UK detectives arrive in Pakistan

Benazir Bhutto in convoy moments before attack

There are differing accounts of what caused Ms Bhutto’s death

A team of Scotland Yard investigators has arrived in Pakistan to assist in the inquiry into the assassination of former Prime Minister Benazir Bhutto.

Earlier, President Pervez Musharraf said he was “not fully satisfied” with the investigation into the killing.

But Mr Musharraf said he did not believe government or intelligence agencies had tried to “hide secrets” after Ms Bhutto’s murder last Thursday.

Ms Bhutto’s party has called for a wider inquiry by the United Nations.

Mobbed

“The team from Scotland Yard has arrived and they left the airport in a private vehicle,” news agency AFP quoted a senior official at Islamabad airport as saying.  According to reports, the detectives were mobbed by journalists at the airport, but they left without speaking. On Thursday, President Musharraf told a news conference that uncertainty remained over the exact cause of Ms Bhutto’s death.

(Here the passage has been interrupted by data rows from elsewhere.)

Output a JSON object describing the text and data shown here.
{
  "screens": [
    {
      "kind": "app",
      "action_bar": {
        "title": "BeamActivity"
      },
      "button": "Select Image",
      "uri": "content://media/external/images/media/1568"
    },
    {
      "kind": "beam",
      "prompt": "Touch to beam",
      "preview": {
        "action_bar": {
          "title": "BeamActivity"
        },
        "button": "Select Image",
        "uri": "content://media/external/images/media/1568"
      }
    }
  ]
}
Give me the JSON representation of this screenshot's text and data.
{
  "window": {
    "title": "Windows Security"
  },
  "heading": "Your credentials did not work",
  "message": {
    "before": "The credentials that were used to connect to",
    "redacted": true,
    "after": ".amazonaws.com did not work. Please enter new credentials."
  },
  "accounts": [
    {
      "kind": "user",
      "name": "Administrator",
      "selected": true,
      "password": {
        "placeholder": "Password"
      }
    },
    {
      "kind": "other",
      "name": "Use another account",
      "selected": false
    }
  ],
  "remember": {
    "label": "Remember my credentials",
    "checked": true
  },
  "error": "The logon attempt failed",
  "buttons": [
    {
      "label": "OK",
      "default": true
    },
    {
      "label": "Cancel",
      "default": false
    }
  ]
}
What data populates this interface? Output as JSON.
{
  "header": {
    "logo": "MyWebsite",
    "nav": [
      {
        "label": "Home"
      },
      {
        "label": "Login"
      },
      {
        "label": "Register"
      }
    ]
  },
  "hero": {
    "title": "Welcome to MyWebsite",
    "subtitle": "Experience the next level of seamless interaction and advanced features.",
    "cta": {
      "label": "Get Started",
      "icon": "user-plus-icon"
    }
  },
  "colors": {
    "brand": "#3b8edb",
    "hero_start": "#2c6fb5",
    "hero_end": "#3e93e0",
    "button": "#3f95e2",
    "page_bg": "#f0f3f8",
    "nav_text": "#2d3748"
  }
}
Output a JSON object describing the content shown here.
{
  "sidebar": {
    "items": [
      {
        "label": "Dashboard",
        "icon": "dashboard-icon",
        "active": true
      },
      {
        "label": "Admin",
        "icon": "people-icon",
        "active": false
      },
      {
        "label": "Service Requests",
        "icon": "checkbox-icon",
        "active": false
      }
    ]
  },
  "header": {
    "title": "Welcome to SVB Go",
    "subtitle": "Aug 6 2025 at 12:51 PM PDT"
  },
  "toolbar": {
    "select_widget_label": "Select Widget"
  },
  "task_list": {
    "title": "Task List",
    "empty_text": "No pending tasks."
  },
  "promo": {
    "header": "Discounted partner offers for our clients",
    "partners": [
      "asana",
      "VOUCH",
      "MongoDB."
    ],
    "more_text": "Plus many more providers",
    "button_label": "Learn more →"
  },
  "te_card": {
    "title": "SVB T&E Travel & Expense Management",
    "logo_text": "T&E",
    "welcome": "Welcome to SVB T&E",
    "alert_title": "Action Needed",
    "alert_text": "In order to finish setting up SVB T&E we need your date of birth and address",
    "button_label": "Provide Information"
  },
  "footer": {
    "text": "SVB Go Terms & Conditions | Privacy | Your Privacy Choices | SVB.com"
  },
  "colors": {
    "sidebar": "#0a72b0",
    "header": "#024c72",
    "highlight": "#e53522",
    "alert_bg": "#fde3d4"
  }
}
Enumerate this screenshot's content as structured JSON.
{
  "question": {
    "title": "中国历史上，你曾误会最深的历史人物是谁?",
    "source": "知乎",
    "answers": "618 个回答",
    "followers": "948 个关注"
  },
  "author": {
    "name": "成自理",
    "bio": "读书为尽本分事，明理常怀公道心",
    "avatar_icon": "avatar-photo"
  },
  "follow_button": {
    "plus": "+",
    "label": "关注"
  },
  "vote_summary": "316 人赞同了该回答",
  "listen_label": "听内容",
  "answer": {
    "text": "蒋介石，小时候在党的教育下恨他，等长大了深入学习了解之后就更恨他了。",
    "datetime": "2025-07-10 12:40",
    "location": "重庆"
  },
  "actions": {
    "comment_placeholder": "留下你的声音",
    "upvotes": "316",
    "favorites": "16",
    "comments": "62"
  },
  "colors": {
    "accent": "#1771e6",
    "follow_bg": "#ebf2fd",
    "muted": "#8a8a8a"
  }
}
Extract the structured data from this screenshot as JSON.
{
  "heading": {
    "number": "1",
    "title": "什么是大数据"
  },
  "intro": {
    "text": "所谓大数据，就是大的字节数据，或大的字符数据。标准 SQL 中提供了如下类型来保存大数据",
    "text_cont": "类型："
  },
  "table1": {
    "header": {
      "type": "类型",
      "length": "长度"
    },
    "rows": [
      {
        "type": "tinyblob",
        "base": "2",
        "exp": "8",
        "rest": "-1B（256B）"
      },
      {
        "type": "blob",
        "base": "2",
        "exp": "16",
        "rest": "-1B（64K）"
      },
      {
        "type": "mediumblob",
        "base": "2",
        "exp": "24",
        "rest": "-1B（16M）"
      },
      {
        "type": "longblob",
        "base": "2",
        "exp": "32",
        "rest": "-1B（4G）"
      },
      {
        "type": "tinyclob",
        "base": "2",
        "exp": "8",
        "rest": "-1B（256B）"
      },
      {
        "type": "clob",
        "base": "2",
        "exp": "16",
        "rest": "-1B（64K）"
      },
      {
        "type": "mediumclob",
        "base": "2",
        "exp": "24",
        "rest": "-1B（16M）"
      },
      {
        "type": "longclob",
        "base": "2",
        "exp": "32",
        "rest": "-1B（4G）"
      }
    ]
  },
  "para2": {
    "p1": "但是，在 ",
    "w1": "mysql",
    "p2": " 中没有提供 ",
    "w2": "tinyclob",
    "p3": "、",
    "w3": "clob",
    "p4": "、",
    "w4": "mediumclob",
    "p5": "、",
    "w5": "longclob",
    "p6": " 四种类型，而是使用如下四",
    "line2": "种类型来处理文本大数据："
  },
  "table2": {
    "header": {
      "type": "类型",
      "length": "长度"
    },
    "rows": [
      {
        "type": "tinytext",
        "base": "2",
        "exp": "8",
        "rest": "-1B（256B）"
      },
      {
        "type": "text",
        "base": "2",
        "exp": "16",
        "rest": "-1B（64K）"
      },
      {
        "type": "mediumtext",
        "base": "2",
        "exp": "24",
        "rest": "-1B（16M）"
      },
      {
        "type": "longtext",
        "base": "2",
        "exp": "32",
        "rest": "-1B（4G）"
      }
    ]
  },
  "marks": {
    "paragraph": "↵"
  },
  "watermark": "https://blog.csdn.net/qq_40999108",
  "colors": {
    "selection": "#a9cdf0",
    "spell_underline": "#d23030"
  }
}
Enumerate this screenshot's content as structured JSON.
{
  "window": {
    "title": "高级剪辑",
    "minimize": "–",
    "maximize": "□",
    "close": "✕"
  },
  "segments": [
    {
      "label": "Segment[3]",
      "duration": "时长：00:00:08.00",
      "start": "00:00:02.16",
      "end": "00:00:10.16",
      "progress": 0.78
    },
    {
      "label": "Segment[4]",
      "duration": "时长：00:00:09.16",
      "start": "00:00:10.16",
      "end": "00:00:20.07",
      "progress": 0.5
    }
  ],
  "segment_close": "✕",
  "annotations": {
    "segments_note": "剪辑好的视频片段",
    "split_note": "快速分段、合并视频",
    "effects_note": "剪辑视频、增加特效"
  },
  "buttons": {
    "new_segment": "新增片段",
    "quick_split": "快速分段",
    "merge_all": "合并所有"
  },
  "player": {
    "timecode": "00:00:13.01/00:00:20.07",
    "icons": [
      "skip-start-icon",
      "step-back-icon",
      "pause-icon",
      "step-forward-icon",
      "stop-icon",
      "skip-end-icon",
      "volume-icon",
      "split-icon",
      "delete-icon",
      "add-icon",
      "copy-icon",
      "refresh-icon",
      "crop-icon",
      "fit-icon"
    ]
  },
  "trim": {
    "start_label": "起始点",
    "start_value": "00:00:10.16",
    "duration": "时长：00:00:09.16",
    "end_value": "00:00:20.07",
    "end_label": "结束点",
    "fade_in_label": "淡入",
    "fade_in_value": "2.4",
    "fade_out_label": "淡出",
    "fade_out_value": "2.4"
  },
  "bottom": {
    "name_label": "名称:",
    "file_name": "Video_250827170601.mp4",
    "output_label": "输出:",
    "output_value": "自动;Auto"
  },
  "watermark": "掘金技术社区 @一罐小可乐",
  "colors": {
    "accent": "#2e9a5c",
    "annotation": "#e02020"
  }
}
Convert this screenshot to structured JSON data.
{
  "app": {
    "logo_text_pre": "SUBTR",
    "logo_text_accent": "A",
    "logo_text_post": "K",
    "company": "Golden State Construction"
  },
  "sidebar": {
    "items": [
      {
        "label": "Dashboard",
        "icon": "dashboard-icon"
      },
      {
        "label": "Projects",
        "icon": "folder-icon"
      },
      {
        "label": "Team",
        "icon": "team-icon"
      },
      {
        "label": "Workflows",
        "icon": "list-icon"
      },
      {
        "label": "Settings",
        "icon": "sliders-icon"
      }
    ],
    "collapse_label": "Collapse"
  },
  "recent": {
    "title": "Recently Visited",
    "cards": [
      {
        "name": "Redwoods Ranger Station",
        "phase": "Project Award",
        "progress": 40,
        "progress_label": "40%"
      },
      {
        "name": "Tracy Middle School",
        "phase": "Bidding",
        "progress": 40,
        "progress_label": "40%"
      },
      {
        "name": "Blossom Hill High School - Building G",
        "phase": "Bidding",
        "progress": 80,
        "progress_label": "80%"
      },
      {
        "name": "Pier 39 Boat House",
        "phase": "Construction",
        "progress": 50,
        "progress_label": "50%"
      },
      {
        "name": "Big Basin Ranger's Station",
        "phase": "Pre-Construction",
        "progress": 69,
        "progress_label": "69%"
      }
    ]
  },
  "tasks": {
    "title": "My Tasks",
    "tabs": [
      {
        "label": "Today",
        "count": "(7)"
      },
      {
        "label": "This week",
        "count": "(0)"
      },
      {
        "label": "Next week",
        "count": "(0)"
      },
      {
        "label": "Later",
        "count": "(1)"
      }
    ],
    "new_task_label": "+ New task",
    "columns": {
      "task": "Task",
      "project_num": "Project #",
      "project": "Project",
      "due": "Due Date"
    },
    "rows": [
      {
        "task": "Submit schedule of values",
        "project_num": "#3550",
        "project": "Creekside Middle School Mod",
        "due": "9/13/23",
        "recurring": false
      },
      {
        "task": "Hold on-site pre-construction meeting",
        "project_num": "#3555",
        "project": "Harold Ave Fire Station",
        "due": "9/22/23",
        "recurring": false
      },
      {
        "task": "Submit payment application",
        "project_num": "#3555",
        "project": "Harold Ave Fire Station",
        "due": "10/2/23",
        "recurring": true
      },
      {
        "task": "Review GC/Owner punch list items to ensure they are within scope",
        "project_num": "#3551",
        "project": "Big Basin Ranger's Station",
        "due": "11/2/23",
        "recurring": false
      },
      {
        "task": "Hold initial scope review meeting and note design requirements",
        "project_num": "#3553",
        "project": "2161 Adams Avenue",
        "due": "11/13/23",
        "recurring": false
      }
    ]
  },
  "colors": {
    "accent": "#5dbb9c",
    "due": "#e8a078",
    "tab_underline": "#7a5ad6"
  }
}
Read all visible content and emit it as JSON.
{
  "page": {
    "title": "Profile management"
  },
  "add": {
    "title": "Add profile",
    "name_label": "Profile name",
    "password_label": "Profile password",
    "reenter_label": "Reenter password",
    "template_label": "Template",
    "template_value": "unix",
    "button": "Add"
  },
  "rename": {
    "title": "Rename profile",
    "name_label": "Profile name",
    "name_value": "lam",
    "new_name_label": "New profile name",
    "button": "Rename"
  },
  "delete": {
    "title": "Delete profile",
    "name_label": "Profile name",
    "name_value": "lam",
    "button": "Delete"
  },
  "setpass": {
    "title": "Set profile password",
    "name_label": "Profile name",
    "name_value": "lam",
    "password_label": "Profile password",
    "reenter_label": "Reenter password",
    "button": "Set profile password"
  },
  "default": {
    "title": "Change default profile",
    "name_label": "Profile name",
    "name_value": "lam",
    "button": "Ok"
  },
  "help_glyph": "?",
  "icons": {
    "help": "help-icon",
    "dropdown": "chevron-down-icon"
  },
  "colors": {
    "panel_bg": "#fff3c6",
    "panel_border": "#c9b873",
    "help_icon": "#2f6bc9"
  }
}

An initial government report said she was killed when a bomb blast caused her head to hit the bullet-proof vehicle she was travelling in at the time. That account has been rejected by Ms Bhutto’s supporters.

Screen grab of President Pervez Musharraf on Pakistan TV

President Musharraf says he is not satisfied with the probe

“One should not give a statement that’s 100% final. That’s the flaw that we suffer from,” Mr Musharraf said, adding that fresh evidence had come to light.

He said there had been no lapse in security and that Ms Bhutto had committed a grave breach of security by standing up through the car’s sun roof.

Referring to the team of detectives being sent by the UK, he said: “We needed more experience, maybe more forensic and technical experience that our people don’t have.”

He said the team from London would examine available evidence but not what he called baseless political accusations.

‘Inadequate’

In October, Benazir Bhutto said her enemies in the government and intelligence agencies were plotting to kill her.

Asked if he had played any part in the assassination of his political opponent, the president said: “My family by any imagination is not a family which believes in killing people, assassinating, intriguing.” Ms Bhutto’s Pakistan People’s Party (PPP) has criticised the government investigation as woefully inadequate.

PPP Senator Babar Awan said the party would not back down in its demands for a UN investigation. “Benazir Bhutto was martyred in a political conspiracy. The entire government is now involved in a save-the-culprit campaign,” he said.